Restaurants or similar food establishments covered by the provision were required to:
- Disclose the number of calories of each standard menu item on menus and menu boards;
- Make available written nutrition information to consumers upon request;
- State the availability of written nutrition information in a "prominent, clear, and conspicuous" manner on menus and menu boards; and
- Provide calorie information, per serving/food item, for self-service items and food on display, on a sign adjacent to each food item.
Chain vending machine operators covered by the provision were required to:
- Disclose the number of calories in each food article on a sign located in close proximity to each article of food (or the selection button) unless the Nutrition
- Facts Panel is visible to the consumer. This information must be visible to the consumer prior to purchasing the items.
Despite the requirement of these provisions immediately upon enactment of the law, several provisions cannot be enforced until the regulations are finalized. The FDA must establish the requirements for the following provisions before they may be enforced:
- Requirements for a statement on the menu or menu board to include calorie information in terms of total daily caloric intake; and
- Standards to determine and disclose nutrient content for standard menu items that come in different flavors, varieties or combinations, however, they are listed as a single menu item.
The FDA may issue additional nutrient disclosure regulations under Section 4205, at their discretion, to further assist the public in making healthy eating choices.

== Challenges ==

=== Cost ===

==== Covered Establishments ====

The FDA estimates the initial cost of compliance to be $315 million with a continuous annual cost of approximately $44 million; however, the food industry estimates that the total costs of completing nutrition analyses, updating labeling, training employees, and developing new menu boards will be roughly 1 billion dollars.
According to the FDA’s Center for Food Safety and Applied Nutrition, there are three elements of cost for this rule:
1. Collecting and managing nutritional analysis records;
2. Revising or replacing existing menus and menu boards; and
3. Employee training.
According to the FDA, 27% of restaurant chains have obtained the necessary nutrition analysis information for their menu items that comply with state and local regulations. These establishments will not experience additional expenses associated with compliance with national policy.

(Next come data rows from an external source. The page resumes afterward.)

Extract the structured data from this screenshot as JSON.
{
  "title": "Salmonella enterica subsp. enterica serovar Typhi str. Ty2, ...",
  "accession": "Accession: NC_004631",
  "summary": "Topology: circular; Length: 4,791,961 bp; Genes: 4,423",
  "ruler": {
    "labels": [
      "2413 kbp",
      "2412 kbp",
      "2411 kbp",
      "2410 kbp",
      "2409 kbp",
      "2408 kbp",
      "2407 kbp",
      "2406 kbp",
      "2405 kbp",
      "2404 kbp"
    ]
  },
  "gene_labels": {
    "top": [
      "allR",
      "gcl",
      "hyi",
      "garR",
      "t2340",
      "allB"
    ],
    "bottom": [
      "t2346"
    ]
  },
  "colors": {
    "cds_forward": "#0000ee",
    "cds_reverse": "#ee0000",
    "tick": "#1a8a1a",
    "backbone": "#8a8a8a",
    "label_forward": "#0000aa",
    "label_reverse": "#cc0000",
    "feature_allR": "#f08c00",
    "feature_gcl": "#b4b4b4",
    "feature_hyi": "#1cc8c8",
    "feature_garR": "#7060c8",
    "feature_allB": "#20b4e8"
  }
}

==== Vending Machines ====

Over 5 million vending machines, maintained by roughly 10,800 companies, will be required to comply with nutrition labeling regulations under section 4205. The FDA estimates the cost to display this information at $25.8 million initially, with an additional $24 million per year for subsequent upkeep.

=== Pre-existing Laws at the State and Local Level ===

Some states imposed nutrition labeling regulations prior to the enactment of the ACA. Section 4205 prohibits states from imposing nutrition labeling requirements that are different from or not included in section 4205.

The FDA’s proposed regulations in relationship to State and local laws:
- Prohibits State and local government from imposing different or additional requirements for food sold in covered establishments under Federal law;
- Enables State and local governments to establish nutrition labeling requirements for establishments not covered under Federal law.